After getting access to the JSON identities file, spending quite some hours on searching names and manually and time-consumingly merging UUIDs of the same persons in our user database in korma, I am sure that in the Wikimedia tech community, we will fail to recognize quite some emerging top contributors

  1. as long as underlying algorithms do not improve proposing or assuming which UUIDs are likely the same person (see e.g. data in T124475: Eliminate duplicated «"source": "wikimedia:its"» identities in korma identities DB),
  2. without a tool (T60585: Allow contributors to update their own details in tech metrics directly) that allows users to merge their UUIDs into one identity and without a motivation why users should care and use that tool,

This KPI is requiring a lot more hours than I expected, when I proposed a couple of years ago or so. We need to ask ourselves whether identifying top contributors and T85600: Who are the top 50 independent contributors and what do they need from the WMF? is worth the effort.

  1. without a tool (T60585: Allow contributors to update their own details in tech metrics directly) that allows users to merge their UUIDs into one identity and without a motivation why users should care and use that tool,

Motivation could easily come from publicizing the data and making sure contributors are involve in the fora (wikitech-l, etc) that the data ie publicized in.
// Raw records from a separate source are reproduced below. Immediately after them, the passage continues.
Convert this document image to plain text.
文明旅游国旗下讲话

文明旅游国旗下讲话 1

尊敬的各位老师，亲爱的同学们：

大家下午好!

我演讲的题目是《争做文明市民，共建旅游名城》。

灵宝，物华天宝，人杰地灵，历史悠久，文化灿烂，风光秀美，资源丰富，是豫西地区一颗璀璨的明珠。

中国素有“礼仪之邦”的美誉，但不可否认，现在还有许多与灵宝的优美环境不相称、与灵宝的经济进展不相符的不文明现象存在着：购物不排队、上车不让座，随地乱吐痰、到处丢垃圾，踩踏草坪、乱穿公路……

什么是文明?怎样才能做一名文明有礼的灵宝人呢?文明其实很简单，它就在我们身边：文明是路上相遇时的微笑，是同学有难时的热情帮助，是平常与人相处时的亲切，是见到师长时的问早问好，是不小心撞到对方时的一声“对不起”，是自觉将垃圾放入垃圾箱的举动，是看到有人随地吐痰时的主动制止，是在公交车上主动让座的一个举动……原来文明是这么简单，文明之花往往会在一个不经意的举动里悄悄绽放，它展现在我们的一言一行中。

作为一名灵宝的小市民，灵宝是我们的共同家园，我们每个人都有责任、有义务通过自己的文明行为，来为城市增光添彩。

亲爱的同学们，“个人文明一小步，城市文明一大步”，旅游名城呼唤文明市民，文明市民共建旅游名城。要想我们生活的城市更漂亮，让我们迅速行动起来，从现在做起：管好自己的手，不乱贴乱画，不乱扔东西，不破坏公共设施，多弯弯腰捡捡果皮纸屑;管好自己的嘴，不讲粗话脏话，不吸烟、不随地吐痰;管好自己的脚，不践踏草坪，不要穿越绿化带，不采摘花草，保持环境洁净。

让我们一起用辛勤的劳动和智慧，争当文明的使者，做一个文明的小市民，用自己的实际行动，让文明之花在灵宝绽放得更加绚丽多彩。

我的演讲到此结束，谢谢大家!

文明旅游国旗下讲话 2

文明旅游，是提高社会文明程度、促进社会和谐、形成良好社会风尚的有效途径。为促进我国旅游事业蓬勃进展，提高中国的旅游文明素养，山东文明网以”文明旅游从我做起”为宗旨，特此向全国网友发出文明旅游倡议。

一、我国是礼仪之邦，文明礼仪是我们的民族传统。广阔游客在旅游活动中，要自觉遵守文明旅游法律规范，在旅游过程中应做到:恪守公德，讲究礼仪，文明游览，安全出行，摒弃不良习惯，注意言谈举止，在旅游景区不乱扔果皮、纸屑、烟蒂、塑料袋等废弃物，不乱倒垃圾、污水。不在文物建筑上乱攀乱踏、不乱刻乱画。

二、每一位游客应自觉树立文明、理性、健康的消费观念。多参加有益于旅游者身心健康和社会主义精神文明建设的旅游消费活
These two empty sections can be removed.

https://github.com/Bitergia/mediawiki-dashboard/pull/70 (together with explaining the algorithm applied)

Merged the explanation on top of http://korma.wmflabs.org/browser/top-contributors.html

I think we can close this task as "good enough" once

  1. Input welcome: we have decided whether we really want all-time data here or just "last 2 years" or whatever
  2. Input welcome: we have decided if being able to sort by affiliation Independent is needed or if we can survive extracting from the current list
  3. T117871: Many profiles on profile.html do not display identity's name though data is available is fixed.
  4. T125797: top-contributors.html is not sorted by rank anymore is reproduced and fixed.
  5. T123929: Mailing lists recently added to korma do not have "Top senders" data created (JSON file is 404) is fixed.

For the records, http://korma.wmflabs.org/browser/top-contributors.html lists 225 people. As stats are all-time, people can have (had) multiple affiliations. Hence the sum of the following numbers is not 225: 80 are tagged as WMF, 80 as Independent, 8 as WMDE, 2 Hallo Welt, 1 Wikia, 1 WikiWorks, 62 without affiliation data.

Aklapper changed the task status from Open to Stalled.Feb 16 2016, 4:01 PM

All blocking tasks are fixed, hence closing as resolved.

If someone does not want all-time data but just "last 2 years" or such on http://korma.wmflabs.org/browser/top-contributors.html, please file a new separate task.

To find people with Independent affiliation, use your browser's search and its highlight function. (That should not be a topic for this task anyway, but only for T85600).